Importa ressalvar que as start-ups tecnológicas não são “tigres de papel”, cujo valor é simplesmente especulativo. Quem investe nestas empresas está a aplicar o seu dinheiro em conhecimento sofisticado, em ideias disruptivas, em inovação de ponta, em tecnologias patenteadas, em propriedade intelectual, em talento diferenciador… Ora tudo isto tem um valor, embora muitas vezes intangível e difícil de rentabilizar no imediato.
Os investidores apostam no médio/longo prazo, conscientes de que, pela sua própria natureza, as start-ups tecnológicas precisam de tempo para valorizar o conhecimento (veja-se, por exemplo, quão morosa é a investigação em biomedicina), para amortizar o capital aplicado (as atividades científicas e de desenvolvimento tecnológico são muito onerosas) e para serem compreendidas pelo mercado (os consumidores tendem a ser conservadores nas suas escolhas).
No nosso país, o investimento em capital de risco em 2023 diminuiu 50% face ao ano anterior, segundo a Startup Portugal. Há, no entanto, a convicção de que se trata de uma situação excecional, provocada pela complexa conjuntura internacional, já aqui referida. Apesar da derrocada da Farfetch, os nossos restantes “unicórnios” parecem financeiramente sólidos e as start-ups portuguesas de elevado potencial não vão deixar de atrair investidores, nomeadamente internacionais.

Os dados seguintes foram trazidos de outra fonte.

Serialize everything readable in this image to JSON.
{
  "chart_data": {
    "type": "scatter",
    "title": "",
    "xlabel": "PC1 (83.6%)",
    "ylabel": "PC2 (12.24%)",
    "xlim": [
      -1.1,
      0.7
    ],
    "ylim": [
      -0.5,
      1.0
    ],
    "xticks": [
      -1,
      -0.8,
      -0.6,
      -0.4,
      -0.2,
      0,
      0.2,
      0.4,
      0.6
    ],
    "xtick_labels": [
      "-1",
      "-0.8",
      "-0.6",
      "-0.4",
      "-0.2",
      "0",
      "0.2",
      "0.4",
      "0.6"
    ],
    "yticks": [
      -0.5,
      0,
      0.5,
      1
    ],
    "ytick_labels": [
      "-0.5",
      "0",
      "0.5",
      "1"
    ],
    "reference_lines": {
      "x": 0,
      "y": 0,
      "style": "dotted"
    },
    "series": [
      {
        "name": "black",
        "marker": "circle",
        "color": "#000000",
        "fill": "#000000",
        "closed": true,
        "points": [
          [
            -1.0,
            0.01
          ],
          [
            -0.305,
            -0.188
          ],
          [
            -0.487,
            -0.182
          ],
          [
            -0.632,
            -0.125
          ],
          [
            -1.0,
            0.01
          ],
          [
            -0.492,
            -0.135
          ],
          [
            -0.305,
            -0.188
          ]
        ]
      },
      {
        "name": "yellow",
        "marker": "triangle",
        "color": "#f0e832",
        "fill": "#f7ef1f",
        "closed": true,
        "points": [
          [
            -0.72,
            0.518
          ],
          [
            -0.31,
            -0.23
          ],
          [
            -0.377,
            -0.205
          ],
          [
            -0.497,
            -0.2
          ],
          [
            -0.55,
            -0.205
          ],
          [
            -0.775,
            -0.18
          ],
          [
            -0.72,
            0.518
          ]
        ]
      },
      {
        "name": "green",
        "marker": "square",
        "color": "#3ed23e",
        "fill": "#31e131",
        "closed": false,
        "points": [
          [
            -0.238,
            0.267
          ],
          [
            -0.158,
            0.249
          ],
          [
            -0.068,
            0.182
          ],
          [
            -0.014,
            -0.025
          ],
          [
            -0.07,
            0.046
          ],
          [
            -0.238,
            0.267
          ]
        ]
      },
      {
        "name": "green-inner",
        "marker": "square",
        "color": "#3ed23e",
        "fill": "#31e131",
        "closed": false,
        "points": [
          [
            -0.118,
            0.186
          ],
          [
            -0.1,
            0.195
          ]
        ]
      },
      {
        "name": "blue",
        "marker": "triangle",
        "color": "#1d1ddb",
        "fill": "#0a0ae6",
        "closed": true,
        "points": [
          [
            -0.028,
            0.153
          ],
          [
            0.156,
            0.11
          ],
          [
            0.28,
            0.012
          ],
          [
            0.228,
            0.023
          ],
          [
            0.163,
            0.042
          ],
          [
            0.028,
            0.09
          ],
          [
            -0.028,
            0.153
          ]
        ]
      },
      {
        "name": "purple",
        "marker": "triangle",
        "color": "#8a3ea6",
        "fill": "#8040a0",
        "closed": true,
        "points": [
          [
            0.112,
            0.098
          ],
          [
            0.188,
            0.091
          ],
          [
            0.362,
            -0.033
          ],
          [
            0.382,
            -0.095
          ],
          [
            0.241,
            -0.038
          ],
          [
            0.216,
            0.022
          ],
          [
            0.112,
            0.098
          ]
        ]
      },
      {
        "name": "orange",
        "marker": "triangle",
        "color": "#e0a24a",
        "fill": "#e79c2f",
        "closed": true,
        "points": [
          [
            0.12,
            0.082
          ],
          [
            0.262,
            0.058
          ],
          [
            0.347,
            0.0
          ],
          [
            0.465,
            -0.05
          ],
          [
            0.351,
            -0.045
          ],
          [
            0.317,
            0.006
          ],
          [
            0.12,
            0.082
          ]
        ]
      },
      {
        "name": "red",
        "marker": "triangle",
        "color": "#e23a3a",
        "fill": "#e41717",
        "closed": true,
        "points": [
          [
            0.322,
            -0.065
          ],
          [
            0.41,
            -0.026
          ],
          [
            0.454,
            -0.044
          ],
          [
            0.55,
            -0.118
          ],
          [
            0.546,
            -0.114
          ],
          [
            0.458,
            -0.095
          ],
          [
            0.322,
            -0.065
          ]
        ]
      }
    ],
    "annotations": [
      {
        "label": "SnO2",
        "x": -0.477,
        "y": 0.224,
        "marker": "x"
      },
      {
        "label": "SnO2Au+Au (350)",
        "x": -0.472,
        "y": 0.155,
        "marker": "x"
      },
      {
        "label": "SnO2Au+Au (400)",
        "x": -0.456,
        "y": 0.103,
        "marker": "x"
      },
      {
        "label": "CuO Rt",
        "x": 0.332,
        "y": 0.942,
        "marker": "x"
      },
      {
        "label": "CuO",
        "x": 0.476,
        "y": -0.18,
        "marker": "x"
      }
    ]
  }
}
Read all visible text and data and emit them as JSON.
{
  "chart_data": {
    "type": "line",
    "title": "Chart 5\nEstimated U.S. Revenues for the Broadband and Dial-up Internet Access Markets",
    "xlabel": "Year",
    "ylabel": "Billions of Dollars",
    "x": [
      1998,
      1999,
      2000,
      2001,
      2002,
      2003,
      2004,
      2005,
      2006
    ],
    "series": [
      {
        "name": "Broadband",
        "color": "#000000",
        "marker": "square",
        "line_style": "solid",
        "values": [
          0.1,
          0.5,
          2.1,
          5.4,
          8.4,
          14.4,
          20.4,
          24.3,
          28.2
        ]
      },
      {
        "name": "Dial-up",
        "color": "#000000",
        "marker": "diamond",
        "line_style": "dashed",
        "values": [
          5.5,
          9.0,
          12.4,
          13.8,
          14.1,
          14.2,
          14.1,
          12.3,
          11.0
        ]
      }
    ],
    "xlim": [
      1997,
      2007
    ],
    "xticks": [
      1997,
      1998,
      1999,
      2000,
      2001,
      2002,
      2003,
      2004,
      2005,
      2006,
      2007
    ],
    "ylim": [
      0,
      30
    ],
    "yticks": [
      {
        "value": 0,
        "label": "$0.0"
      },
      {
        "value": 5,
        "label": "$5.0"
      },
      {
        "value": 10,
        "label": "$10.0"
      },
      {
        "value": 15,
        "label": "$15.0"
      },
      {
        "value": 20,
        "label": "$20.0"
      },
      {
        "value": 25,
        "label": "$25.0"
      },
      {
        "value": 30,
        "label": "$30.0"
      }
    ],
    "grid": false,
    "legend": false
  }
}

Contudo, continua a ser preciso definir, em Portugal, um quadro de incentivos que de facto promova o investimento privado em start-ups. Necessitamos também de políticas de atração de talento, centros de competências, capital de risco e parcerias tecnológicas, de forma a reforçar as potencialidades do nosso ecossistema e a dar-lhe maior visibilidade internacional. Por fim, há que criar condições para que os empreendedores portugueses de sucesso reinvistam noutras start-ups o dinheiro que granjearam, fazendo com que o ecossistema se autoregenere.